The Department of Justice sued the state of Idaho on Tuesday over its near-universal ban on abortions, the first lawsuit of its kind since the Supreme Court overturned Roe v. Wade.
Attorney General Merrick Garland announced the lawsuit in a press conference on Tuesday afternoon. The Biden administration’s chief prosecutor claimed that the Idaho law illegally restricts access to abortion in some cases where the life of the mother is at risk.
“If a patient comes into the emergency room with a medical emergency jeopardizing the patient’s life or health, hospitals must provide the treatment necessary to stabilize that patient,” Garland said, according to The Wall Street Journal. “This includes abortion when that is the necessary treatment.”
Idaho’s law is set to take effect later this month, banning all abortions except where the life of the mother is in danger, rape, and incest. Though the state law has an exception for abortion if the life of the mother is in danger, the Justice Department’s lawsuit says the exception is too narrow and runs the risk of forcing doctors to violate federal law.
“The State of Idaho, however, has passed a near-absolute ban on abortion. Once the Idaho law takes effect on August 25, 2022, Idaho Code § 18-622 will make it a felony to perform an abortion in all but extremely narrow circumstances,” the lawsuit states. “The Idaho law would make it a criminal offense for doctors to comply with [Emergency Medical Treatment and Labor Act] requirement to provide stabilizing treatment, even where a doctor determines that abortion is the medical treatment necessary to prevent a patient from suffering severe health risks or even death.”
Governor Brad Little (R-ID) said the lawsuit amounted to “federal meddling” in the state’s newly-secured authority to set abortion law. Biden “continues to ignore issues that really should demand his attention – like crushing inflation and the open border with Mexico,” Little said.
Idaho Attorney General Lawrence Wasden issued a separate statement saying the federal government is misinterpreting federal law to find conflict where none exists.
“Contrary to the carefully edited assertion in paragraph 25 of the Department’s complaint that Idaho’s laws are preempted, EMTALA actually states: ‘The provisions of this section do not preempt any State or local law requirement, except to the extent that the requirement directly conflicts with a requirement of this section,’” Wasden said.
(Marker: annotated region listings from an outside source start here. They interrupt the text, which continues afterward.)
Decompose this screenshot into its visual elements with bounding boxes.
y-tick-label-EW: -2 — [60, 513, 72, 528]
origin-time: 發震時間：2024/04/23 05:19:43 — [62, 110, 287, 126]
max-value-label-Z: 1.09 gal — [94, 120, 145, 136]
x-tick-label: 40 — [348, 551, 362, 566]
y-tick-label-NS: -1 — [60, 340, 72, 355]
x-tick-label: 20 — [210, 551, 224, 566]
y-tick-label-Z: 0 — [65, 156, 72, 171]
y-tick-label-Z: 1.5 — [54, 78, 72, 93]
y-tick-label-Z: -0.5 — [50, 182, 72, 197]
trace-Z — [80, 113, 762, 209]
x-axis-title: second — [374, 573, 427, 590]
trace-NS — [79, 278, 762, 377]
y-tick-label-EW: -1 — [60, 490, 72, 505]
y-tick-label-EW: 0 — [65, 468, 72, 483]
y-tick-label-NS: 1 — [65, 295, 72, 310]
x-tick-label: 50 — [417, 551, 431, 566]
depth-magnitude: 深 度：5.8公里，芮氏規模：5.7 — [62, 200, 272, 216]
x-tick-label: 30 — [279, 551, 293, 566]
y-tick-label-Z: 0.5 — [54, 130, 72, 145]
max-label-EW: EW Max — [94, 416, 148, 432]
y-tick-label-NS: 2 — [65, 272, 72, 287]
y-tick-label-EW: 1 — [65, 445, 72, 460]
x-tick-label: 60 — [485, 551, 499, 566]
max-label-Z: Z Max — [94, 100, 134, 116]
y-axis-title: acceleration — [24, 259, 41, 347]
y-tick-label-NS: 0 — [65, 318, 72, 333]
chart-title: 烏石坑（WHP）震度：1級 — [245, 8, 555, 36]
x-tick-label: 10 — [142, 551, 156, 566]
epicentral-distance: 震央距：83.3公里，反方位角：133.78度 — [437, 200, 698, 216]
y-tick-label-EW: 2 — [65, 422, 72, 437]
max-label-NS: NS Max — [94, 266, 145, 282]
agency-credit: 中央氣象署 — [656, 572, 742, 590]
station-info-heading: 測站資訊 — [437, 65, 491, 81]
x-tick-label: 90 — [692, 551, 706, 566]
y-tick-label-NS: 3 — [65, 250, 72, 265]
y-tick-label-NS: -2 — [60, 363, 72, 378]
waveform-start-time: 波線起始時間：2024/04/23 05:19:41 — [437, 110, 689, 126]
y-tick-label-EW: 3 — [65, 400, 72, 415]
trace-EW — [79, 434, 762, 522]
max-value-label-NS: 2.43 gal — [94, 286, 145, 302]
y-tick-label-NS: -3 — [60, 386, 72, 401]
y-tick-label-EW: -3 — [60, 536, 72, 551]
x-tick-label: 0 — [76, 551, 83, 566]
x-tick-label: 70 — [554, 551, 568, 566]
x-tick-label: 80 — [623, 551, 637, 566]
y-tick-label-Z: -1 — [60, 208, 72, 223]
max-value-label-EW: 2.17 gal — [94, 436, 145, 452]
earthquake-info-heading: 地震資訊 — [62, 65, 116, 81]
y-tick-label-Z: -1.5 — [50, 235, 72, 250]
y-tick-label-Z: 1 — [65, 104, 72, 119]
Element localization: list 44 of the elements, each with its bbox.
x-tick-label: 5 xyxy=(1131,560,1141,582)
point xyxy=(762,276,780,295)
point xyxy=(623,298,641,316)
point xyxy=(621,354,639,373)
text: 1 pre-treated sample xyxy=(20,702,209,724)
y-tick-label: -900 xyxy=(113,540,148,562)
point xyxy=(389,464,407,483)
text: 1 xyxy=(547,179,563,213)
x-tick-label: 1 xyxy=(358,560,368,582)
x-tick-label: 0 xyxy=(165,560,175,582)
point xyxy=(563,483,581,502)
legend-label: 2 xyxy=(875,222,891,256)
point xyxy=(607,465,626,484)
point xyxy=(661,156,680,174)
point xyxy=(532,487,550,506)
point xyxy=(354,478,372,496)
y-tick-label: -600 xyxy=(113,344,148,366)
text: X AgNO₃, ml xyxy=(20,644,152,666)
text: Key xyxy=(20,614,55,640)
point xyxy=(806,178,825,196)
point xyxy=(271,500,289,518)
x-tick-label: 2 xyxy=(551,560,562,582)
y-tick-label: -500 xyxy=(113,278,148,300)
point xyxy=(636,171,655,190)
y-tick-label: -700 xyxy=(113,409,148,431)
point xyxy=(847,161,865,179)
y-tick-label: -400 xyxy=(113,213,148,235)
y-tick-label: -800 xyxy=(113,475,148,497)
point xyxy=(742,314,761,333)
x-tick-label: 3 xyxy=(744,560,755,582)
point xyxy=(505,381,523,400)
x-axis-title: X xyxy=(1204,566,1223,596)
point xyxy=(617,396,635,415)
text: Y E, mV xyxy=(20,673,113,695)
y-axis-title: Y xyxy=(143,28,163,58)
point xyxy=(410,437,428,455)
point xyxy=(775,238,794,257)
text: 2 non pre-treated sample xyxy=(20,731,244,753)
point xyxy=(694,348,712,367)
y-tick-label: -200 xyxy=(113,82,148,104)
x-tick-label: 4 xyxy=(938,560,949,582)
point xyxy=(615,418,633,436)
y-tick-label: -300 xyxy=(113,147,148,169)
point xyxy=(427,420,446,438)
“Instead of complying with the requirements of this provision and reconciling Idaho’s law with EMTALA, or even attempting to engage Idaho in a meaningful dialogue on the issue, the federal government has chosen to waste taxpayer dollars on an unnecessary lawsuit,” he added.
The Supreme Court overturned its 1973 decision on Roe in June, ruling in Dobbs v. Jackson Women’s Health Organization that the constitutional authority to set limits on abortion procedures rests with the states.